The US leader’s decertification announcement gave the US Congress 60 days to reevaluate the nuclear deal and opened the door for US lawmakers to consider reimposing nuclear-related sanctions.

Macron’s visit to the Middle East comes amid renewed tensions between Iran and Saudi Arabia. In another recent development, Lebanese Prime Minister Saad Hariri abruptly announced his resignation while in Riyadh last week, citing fears of assassination and accusing Iran and its local ally Hezbollah of a “desire to destroy the Arab world.” On Monday, Saudi Arabia accused Lebanon of “declaring war” on the kingdom by allowing Hezbollah’s “aggression” against the Gulf monarchy. To add to the twist, reports have now emerged that Hariri is now being “held” in Saudi Arabia against his will.
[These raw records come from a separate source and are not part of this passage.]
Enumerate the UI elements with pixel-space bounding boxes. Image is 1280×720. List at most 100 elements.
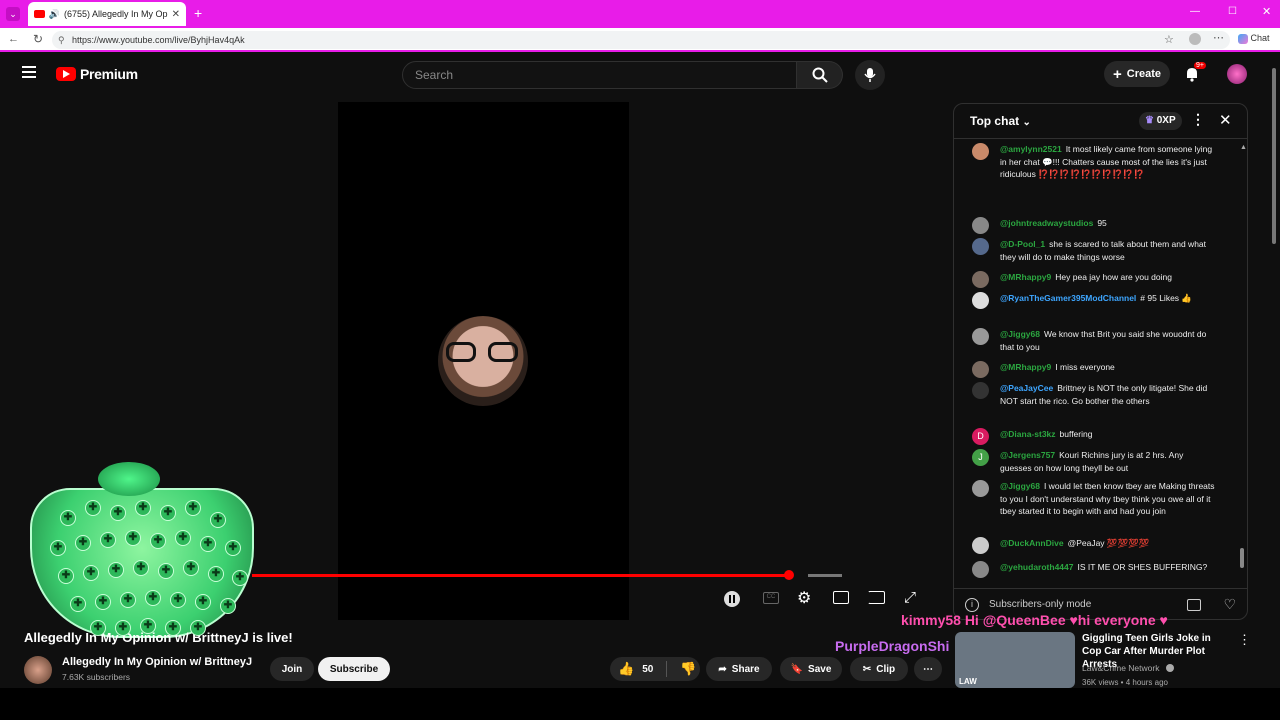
chat-message[interactable]: @johntreadwaystudios 95: [972, 217, 1217, 234]
info-icon[interactable]: i: [965, 597, 979, 612]
progress-scrubber[interactable]: [784, 570, 794, 580]
chat-avatar[interactable]: [972, 271, 989, 288]
new-tab-button[interactable]: +: [194, 5, 202, 21]
chat-message[interactable]: @D-Pool_1 she is scared to talk about the…: [972, 238, 1217, 263]
cast-icon[interactable]: [868, 591, 885, 604]
settings-icon[interactable]: ⚙: [797, 588, 811, 608]
create-button[interactable]: + Create: [1104, 61, 1170, 87]
jar-token-icon: ✚: [133, 560, 149, 576]
chat-username[interactable]: @D-Pool_1: [1000, 239, 1045, 249]
site-info-icon[interactable]: ⚲: [58, 31, 65, 49]
youtube-logo[interactable]: Premium: [56, 66, 138, 82]
browser-tab[interactable]: 🔊 (6755) Allegedly In My Opinio ✕: [28, 2, 186, 26]
chat-avatar[interactable]: [972, 328, 989, 345]
chat-username[interactable]: @Jergens757: [1000, 450, 1055, 460]
tab-list-button[interactable]: ⌄: [6, 7, 20, 21]
chat-avatar[interactable]: [972, 561, 989, 578]
progress-bar[interactable]: [252, 574, 789, 577]
captions-icon[interactable]: CC: [763, 592, 779, 604]
recommended-thumbnail[interactable]: LAW: [955, 632, 1075, 688]
chat-message[interactable]: @MRhappy9 I miss everyone: [972, 361, 1217, 378]
account-avatar[interactable]: [1227, 64, 1247, 84]
thumbs-down-icon[interactable]: 👎: [680, 661, 696, 677]
more-actions-button[interactable]: ⋯: [914, 657, 942, 681]
search-input[interactable]: Search: [402, 61, 797, 89]
chat-username[interactable]: @DuckAnnDive: [1000, 538, 1064, 548]
scroll-up-icon[interactable]: ▲: [1240, 144, 1247, 151]
search-button[interactable]: [797, 61, 843, 89]
chat-avatar[interactable]: [972, 382, 989, 399]
back-icon[interactable]: ←: [8, 33, 19, 45]
voice-search-button[interactable]: [855, 60, 885, 90]
chat-username[interactable]: @Diana-st3kz: [1000, 429, 1056, 439]
save-button[interactable]: 🔖 Save: [780, 657, 842, 681]
join-button[interactable]: Join: [270, 657, 314, 681]
pause-button[interactable]: [724, 591, 740, 607]
chat-avatar[interactable]: [972, 361, 989, 378]
chat-avatar[interactable]: [972, 217, 989, 234]
favorites-icon[interactable]: ☆: [1164, 33, 1174, 46]
page-scroll-thumb[interactable]: [1272, 68, 1276, 244]
chat-username[interactable]: @Jiggy68: [1000, 329, 1040, 339]
chat-message[interactable]: @Jiggy68 We know thst Brit you said she w…: [972, 328, 1217, 353]
share-button[interactable]: ➦ Share: [706, 657, 772, 681]
fullscreen-icon[interactable]: ⤢: [904, 589, 916, 606]
chat-message[interactable]: @DuckAnnDive @PeaJay 💯💯💯💯: [972, 537, 1217, 554]
chat-message[interactable]: J @Jergens757 Kouri Richins jury is at 2 h…: [972, 449, 1217, 474]
jar-token-icon: ✚: [110, 505, 126, 521]
chat-scrollbar[interactable]: ▲: [1240, 144, 1247, 578]
chat-message[interactable]: @amylynn2521 It most likely came from som…: [972, 143, 1217, 181]
heart-icon[interactable]: ♡: [1223, 596, 1236, 613]
chat-avatar[interactable]: J: [972, 449, 989, 466]
chat-close-icon[interactable]: ✕: [1219, 111, 1232, 129]
chat-message[interactable]: @yehudaroth4447 IS IT ME OR SHES BUFFERIN…: [972, 561, 1217, 578]
minimize-button[interactable]: —: [1190, 6, 1200, 17]
recommended-more-icon[interactable]: ⋮: [1238, 632, 1251, 648]
page-scrollbar[interactable]: [1272, 56, 1276, 686]
miniplayer-icon[interactable]: [833, 591, 849, 604]
chat-message[interactable]: @Jiggy68 I would let tben know tbey are M…: [972, 480, 1217, 518]
like-button[interactable]: 👍 50: [618, 661, 653, 677]
menu-icon[interactable]: [22, 66, 36, 78]
close-window-button[interactable]: ✕: [1262, 5, 1271, 18]
recommended-channel[interactable]: Law&Crime Network: [1082, 663, 1159, 673]
channel-name[interactable]: Allegedly In My Opinion w/ BrittneyJ: [62, 656, 252, 668]
chat-text: 95: [1097, 218, 1107, 228]
notifications-button[interactable]: 9+: [1184, 62, 1206, 82]
xp-badge[interactable]: ♛ 0XP: [1139, 112, 1182, 130]
chat-username[interactable]: @amylynn2521: [1000, 144, 1062, 154]
chat-username[interactable]: @johntreadwaystudios: [1000, 218, 1093, 228]
chat-message[interactable]: @RyanTheGamer395ModChannel # 95 Likes 👍: [972, 292, 1217, 309]
chat-message[interactable]: @MRhappy9 Hey pea jay how are you doing: [972, 271, 1217, 288]
chat-username[interactable]: @MRhappy9: [1000, 362, 1051, 372]
audio-icon[interactable]: 🔊: [49, 9, 60, 20]
chat-username[interactable]: @MRhappy9: [1000, 272, 1051, 282]
chat-avatar[interactable]: [972, 143, 989, 160]
more-icon[interactable]: ⋯: [1213, 31, 1224, 44]
chat-button[interactable]: Chat: [1238, 33, 1270, 44]
chat-avatar[interactable]: [972, 292, 989, 309]
profile-icon[interactable]: [1189, 33, 1201, 45]
chat-avatar[interactable]: [972, 238, 989, 255]
subscribe-button[interactable]: Subscribe: [318, 657, 390, 681]
chat-username[interactable]: @PeaJayCee: [1000, 383, 1053, 393]
channel-avatar[interactable]: [24, 656, 52, 684]
chat-avatar[interactable]: [972, 480, 989, 497]
chat-username[interactable]: @yehudaroth4447: [1000, 562, 1073, 572]
reload-icon[interactable]: ↻: [33, 32, 43, 46]
super-chat-icon[interactable]: [1187, 598, 1202, 611]
url-field[interactable]: ⚲ https://www.youtube.com/live/ByhjHav4q…: [52, 31, 1230, 49]
chat-message[interactable]: @PeaJayCee Brittney is NOT the only litig…: [972, 382, 1217, 407]
jar-token-icon: ✚: [158, 563, 174, 579]
tab-close-icon[interactable]: ✕: [172, 9, 180, 20]
chat-avatar[interactable]: D: [972, 428, 989, 445]
chat-more-icon[interactable]: ⋮: [1191, 111, 1205, 128]
maximize-button[interactable]: ☐: [1228, 6, 1237, 17]
chat-message[interactable]: D @Diana-st3kz buffering: [972, 428, 1217, 445]
chat-username[interactable]: @RyanTheGamer395ModChannel: [1000, 293, 1136, 303]
chat-username[interactable]: @Jiggy68: [1000, 481, 1040, 491]
scroll-thumb[interactable]: [1240, 548, 1244, 568]
chat-avatar[interactable]: [972, 537, 989, 554]
clip-button[interactable]: ✂ Clip: [850, 657, 908, 681]
chat-mode-dropdown[interactable]: Top chat ⌄: [970, 114, 1031, 128]
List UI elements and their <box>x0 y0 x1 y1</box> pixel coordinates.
“President Macron seems to be sliding closer and closer to President Trump in his disastrous and one-sided Middle East course of action. One would expect the French president to play a very delicate balancing role,” Afrasiabi said. “He seems to be appeasing Iran's rivals in the region, maybe trying to be a shrewd salesman of French arms to the region… And trying to insert itself in the regional security calculus more organically.

“Whatever it is, I think, President Macron is treading the wrong path and is not really faithful to that mediation role that is required to defuse this really potentially dangerous crisis in the region,” Afrasiabi added.